In the Daily Telegraph, Neil McCormick notes that the video's jump from Third World scenes to smiling first world celebrities will "always strike an awkward note, and emphasises the reason why some people can't stand Band Aid".
He describes the song as "very oddly constructed" with "awkward lyric changes" – "thank God it's them instead of you" has been changed to "we're reaching out and touching you", for example.
But this song is not for the victims to sing along to, its purpose is purely to compel donations, says McCormick.
"I doubt any of the many millions who have benefited from Band Aid's charitable funds would find cause to complain about Geldof's efforts to alleviate suffering, or get worked up debating the underlying ethics of Western charity," he says.
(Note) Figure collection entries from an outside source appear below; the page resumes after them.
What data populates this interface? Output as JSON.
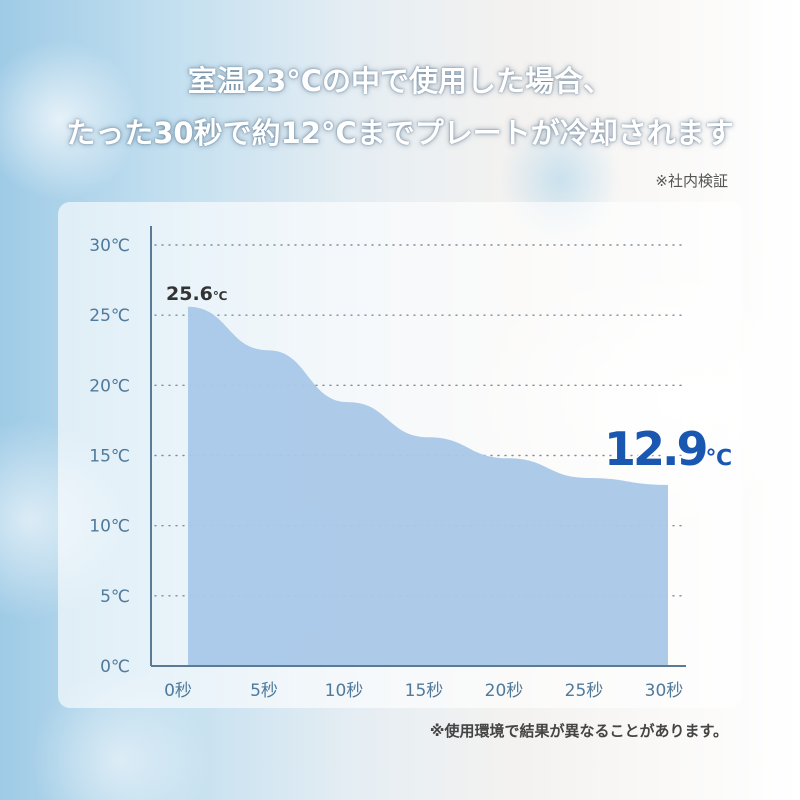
{
  "header": {
    "line1": "室温23°Cの中で使用した場合、",
    "line2": "たった30秒で約12°Cまでプレートが冷却されます",
    "note": "※社内検証"
  },
  "footnote": "※使用環境で結果が異なることがあります。",
  "colors": {
    "area_top": "#4a9ad6",
    "area_bottom": "#a9c8e8",
    "axis": "#5a7a95",
    "tick_text": "#4f7a9c",
    "highlight": "#1a57b0"
  },
  "chart_data": {
    "type": "area",
    "title": "",
    "xlabel": "",
    "ylabel": "",
    "x_ticks": [
      "0秒",
      "5秒",
      "10秒",
      "15秒",
      "20秒",
      "25秒",
      "30秒"
    ],
    "y_ticks": [
      "0℃",
      "5℃",
      "10℃",
      "15℃",
      "20℃",
      "25℃",
      "30℃"
    ],
    "ylim": [
      0,
      30
    ],
    "xlim": [
      0,
      30
    ],
    "grid": "horizontal dotted",
    "x": [
      0,
      5,
      10,
      15,
      20,
      25,
      30
    ],
    "values": [
      25.6,
      22.5,
      18.8,
      16.3,
      14.8,
      13.4,
      12.9
    ],
    "annotations": {
      "start_value": "25.6",
      "start_unit": "℃",
      "end_value": "12.9",
      "end_unit": "℃"
    }
  }
}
Indeed, Geldof himself has said it "really doesn't matter if it turns out to be a lousy recording; what you have to do is buy this thing".
But Blur frontman Damon Albarn has warned that throwing money at a crisis does not always solve the problem.
"Our perspective and our idea of what helps and our idea of what's wrong and right are not necessarily shared by other cultures," he told Channel 4 News.
"There are problems with our idea of charity... it starts to feel like it's a process where if you give money you solve the problem, and really sometimes giving money creates another problem."
In the Daily Mail, Ian Birrell makes a similar point about the original Band Aid single, which raised £8m for the famine in Ethiopia. He claims the heartfelt efforts of the project unwittingly did more harm than good.
"Band Aid kick-started an age of celebrity activism – and with it the idea that simplistic campaigns and slick slogans can solve complex global problems," he writes. "Sadly, the truth is rather different. Interventions of foreign do-gooders often end up hurting, not helping, the world's poorest, most vulnerable people."
- Do They Know It's Christmas is available for download, priced at 99p. A CD version costing £4 will be released in three weeks.